Hi folks,
RLlib always converts each supported env to a vectorized BaseEnv independent of "num_envs_per_worker"
. Let’s assume that "num_envs_per_worker" = 4
, i.e. there are 4 replicates of the env (sub-envs).
Is my assumption correct that, in general, the env_id (of an episode) is just the index of the corresponding sub-env?
If that’s right, then it should be possible to always access all the env’s state and data in on_episode_step()
via env_running_this_episode = base_env.envs[env_id]
. I ask this, because I look for a way to log any env/episode data I want to.
Hey @klausk55 , great question! Episode IDs are different from (sub) Env IDs.

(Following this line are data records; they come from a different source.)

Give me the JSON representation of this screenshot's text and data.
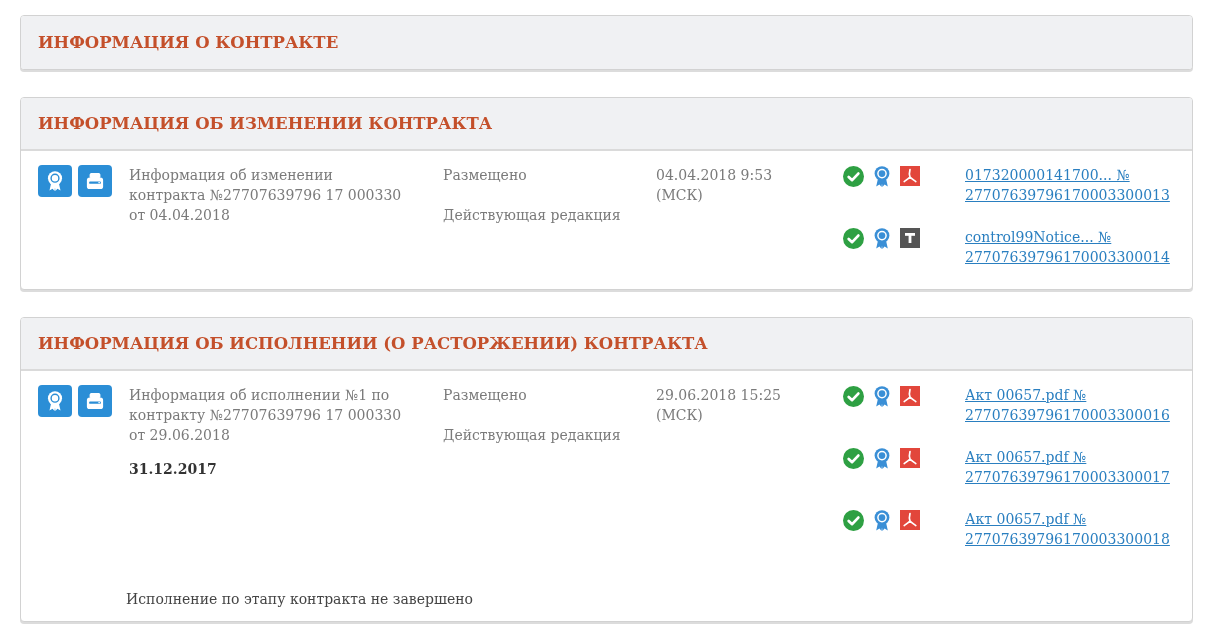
{
  "sections": [
    {
      "title": "ИНФОРМАЦИЯ О КОНТРАКТЕ"
    },
    {
      "title": "ИНФОРМАЦИЯ ОБ ИЗМЕНЕНИИ КОНТРАКТА",
      "records": [
        {
          "description": "Информация об изменении контракта №27707639796 17 000330 от 04.04.2018",
          "status": "Размещено",
          "edition": "Действующая редакция",
          "published": "04.04.2018 9:53 (МСК)",
          "files": [
            {
              "kind": "pdf",
              "link": "017320000141700... № 27707639796170003300013"
            },
            {
              "kind": "text",
              "link": "control99Notice... № 27707639796170003300014"
            }
          ]
        }
      ]
    },
    {
      "title": "ИНФОРМАЦИЯ ОБ ИСПОЛНЕНИИ (О РАСТОРЖЕНИИ) КОНТРАКТА",
      "records": [
        {
          "description": "Информация об исполнении №1 по контракту №27707639796 17 000330 от 29.06.2018",
          "stage_date": "31.12.2017",
          "status": "Размещено",
          "edition": "Действующая редакция",
          "published": "29.06.2018 15:25 (МСК)",
          "files": [
            {
              "kind": "pdf",
              "link": "Акт 00657.pdf № 27707639796170003300016"
            },
            {
              "kind": "pdf",
              "link": "Акт 00657.pdf № 27707639796170003300017"
            },
            {
              "kind": "pdf",
              "link": "Акт 00657.pdf № 27707639796170003300018"
            }
          ]
        }
      ],
      "note": "Исполнение по этапу контракта не завершено"
    }
  ]
}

You are right that the sub Env IDs inside the vectorized BaseEnv are (normally) just ints ranging from 0
to [num_envs_per_worker - 1]
.
But episodes have independent and rather random IDs, generated when an episode is created:
From the Episode c'tor:
...
self.episode_id: int = random.randrange(2e9)
self.env_id = env_id # <- given by caller of the Episode's c'tor
....
1 Like
Yeah, you could do this in your implementation of on_episode_step
:
on_episode_step(self,
*,
worker: "RolloutWorker",
base_env: BaseEnv,
policies: Optional[Dict[PolicyID, Policy]] = None,
episode: Episode,
**kwargs) -> None:
....
sub_env_running_this_episode = base_env.get_sub_environments()[episode.env_id]
# `sub_env_running_this_episode` is (most likely) a gym.Env instance now.
1 Like
Thanks @sven1977 for your confirmation!